Is that design pretty much going to stay where it is or you guys have some new insights, some new data that would change the shape of the CWD, or Bob?
Aaron: Yeah, there’s basically opportunities for refinement, but certainly it can be shorter on the tower than it is now. So the engineers were obviously being cautious for the first one, making it big. So the CWD can be shorter. There’s finesse in the structural design of that. And there are also some other improvements we can make with the second tower. So we’ve got a lot of research that we want to do to improve. But the base formula is there now. We’ve built it. We know we trust it. So it will be implemented in the commercial versions of what we have.

Surfrider Europe just denounced wave pools. What about sustainability?
Aaron: You know, energy use is an obvious one where we can utilize renewable energy and study that further. And so we’re partnering with groups who can provide alternatives whether it’s solar or wind or tidal power and there is a lot of work to be done in finding and capturing that. And then there’s energy from waste, which we have a partner firm that we’re discussing options there where we can create a fully circular economy around the facility. So for us, it’s really just being deliberate in those choices. It’s a very busy space and there’s a lot of options out there already. So it’s not like we have to reinvent anything there, thankfully, because we’ve got enough inventing that we’ve been doing. So it’s just really about making deliberate choices and trying to embed that culture into the DNA for our licensees as well and, you know, pinning our brand to it a little more strongly so that if we have a choice to do X or Y, then we’ll take the one which is better for people on the planet.

Wayne: And to add to that, if we’re looking at the people that we’re employing in the facility, we want to make sure that they’re not just a fly-by-night operation which can be typical of the action sports industry. So instructing snow, instructing surf whatever you’re sort of looking at transient people that are moving through and just stay for a good time. And I guess it comes back to, as Aaron was saying before, it’s like we’re building it into our DNA. We’re not just saying it. We are doing it. And we are having discussions with those potential partners and so forth in that space to ensure that when we do build our first commercial model, we’re actually yeah, we’re starting and we’re kicking off with the Big Bang.
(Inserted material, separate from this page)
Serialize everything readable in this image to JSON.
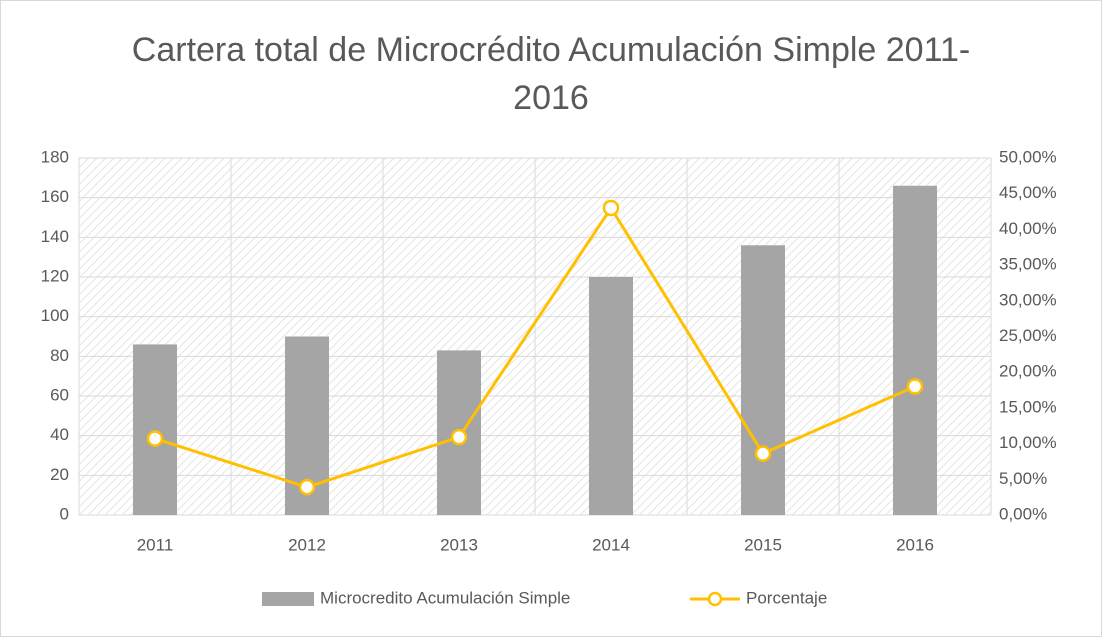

Mark 'Mono' Stewart in the tube
Adaptive surfing champ Mark ‘Mono’ Stewart in the tube in Yeppoon

You produce more waves with each plunge, but each plunge must be very energy-intensive.
Aaron: We produce nearly 10 rides per plunge and the goal is to get it down under one-kilowatt hour per ride. So the prototype is not there yet, but the commercial projects have the potential to do that. So that’s our goal.

Anything else you want to add?
Wayne: Surf Lakes has genuine passion and love behind it. It’s not simply focused on the bottom line, even though we obviously need to make money around us, but at the end of the day, it’s because there’s a genuine love for the sport and a genuine love for people. And that goes back to the battles that we’ve had. You know we’ve all been on the side of the lake together when the machine broke down and we shared that. We’ve got a lady here, Jackie, who’s living out here at the moment. She’s the site manager and she’s put her whole heart and soul and her whole family, like the kids, basically to work doing landscaping. Her husband stayed in a caravan and was security for a long time. Do you know what I mean? It’s real people, little people trying to create something that’s big. And Aaron’s created something totally unique and it’ll change the world, not just from a technology perspective, but the love and the warmth and the and the focus on change for the positive.